The FTSE 100 was pegged back by miners and banks in early trading as the Eurozone continued the struggle to dig itself out of the sovereign debt crisis
Domestically the decision by the Government to shun a Eurozone agreement on closer fiscal ties was sinking in with cracks appearing in the coalition over the move.
However the Liberal Democrats remained in harness despite their criticism of David Cameron's veto as polls showed the public approved of the strategy.
Meanwhile the debate over regulation rages on with the publication of the long awaited Financial Services Authority report today.
The document heavily criticised the management of RBS which it said brought the bank to its knees by gambling on the acquisition of ABN Amro.
It also said major bank takeovers in future should require formal consent from the regulator, and the FSA also recommended a firm should obtain independent advice on a deal, from an adviser whose pay is not linked to a successful transaction.
Markets were jolted as copper prices fell in Asian trade as the prospects for global growth remained grim, with commodity stocks coming under pressure.
Elsewhere bleak data showed that Indian factory output has slipped five per cent.
The blue chip index's biggest loser in early trading was miner Eurasian, down more than three per cent. Also in the sector Xstrata and Kazakhmys slipped by more than 1.5 per cent.
In banking RBS was down more than two per cent as the FSA report's findings laid bare previously flawed management at the lender which was bailed out by taxpayers.
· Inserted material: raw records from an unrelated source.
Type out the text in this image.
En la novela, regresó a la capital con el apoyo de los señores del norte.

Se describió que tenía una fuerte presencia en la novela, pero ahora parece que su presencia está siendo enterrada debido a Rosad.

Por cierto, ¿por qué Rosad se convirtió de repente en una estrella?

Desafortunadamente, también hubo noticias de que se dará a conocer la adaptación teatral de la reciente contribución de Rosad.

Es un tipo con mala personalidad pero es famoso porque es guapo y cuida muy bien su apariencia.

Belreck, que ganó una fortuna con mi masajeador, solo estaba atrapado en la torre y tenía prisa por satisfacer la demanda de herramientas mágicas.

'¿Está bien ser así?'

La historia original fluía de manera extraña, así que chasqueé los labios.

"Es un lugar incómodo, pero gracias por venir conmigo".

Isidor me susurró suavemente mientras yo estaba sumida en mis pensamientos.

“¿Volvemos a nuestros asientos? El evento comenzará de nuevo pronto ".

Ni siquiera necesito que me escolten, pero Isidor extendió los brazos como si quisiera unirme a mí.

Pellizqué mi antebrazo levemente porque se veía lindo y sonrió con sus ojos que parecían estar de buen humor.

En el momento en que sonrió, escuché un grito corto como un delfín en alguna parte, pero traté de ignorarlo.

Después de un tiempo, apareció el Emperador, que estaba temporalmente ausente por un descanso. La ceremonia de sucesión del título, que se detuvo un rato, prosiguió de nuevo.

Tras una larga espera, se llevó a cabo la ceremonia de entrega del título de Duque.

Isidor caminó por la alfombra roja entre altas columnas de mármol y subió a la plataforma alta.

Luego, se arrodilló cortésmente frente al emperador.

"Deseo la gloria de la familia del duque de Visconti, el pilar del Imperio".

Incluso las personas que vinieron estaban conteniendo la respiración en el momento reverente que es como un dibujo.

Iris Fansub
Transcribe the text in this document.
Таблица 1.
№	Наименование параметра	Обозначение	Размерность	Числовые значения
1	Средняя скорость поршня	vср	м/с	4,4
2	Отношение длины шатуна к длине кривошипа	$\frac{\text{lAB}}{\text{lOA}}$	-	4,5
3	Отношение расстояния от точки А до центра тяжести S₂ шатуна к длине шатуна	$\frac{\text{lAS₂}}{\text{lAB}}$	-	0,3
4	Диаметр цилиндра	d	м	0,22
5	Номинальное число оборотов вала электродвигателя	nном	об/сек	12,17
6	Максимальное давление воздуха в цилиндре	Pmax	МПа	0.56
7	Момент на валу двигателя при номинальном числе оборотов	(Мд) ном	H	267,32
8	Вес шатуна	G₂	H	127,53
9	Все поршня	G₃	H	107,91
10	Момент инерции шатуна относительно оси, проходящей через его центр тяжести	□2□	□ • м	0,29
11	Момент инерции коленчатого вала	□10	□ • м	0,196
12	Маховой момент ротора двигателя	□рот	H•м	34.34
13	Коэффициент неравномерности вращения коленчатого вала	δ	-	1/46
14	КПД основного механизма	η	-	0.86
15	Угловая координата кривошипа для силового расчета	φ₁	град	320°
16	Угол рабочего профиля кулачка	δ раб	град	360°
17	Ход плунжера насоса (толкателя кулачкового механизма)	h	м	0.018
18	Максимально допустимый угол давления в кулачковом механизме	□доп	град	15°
Lloyds was also down more than two per cent and Barclays 1.4 per cent, while Asia focused Standard Chartered was off by 1.6 per cent.
On the positive side retailer Next lifted by more than one per cent, while supermarket Group Morrisons nudged up by 0.3 per cent.
Cruise ship giant Carnival was also up 0.3 per cent.
In Asia the Nikkei closed by 1.3 per cent while the Hang Seng hardly moved.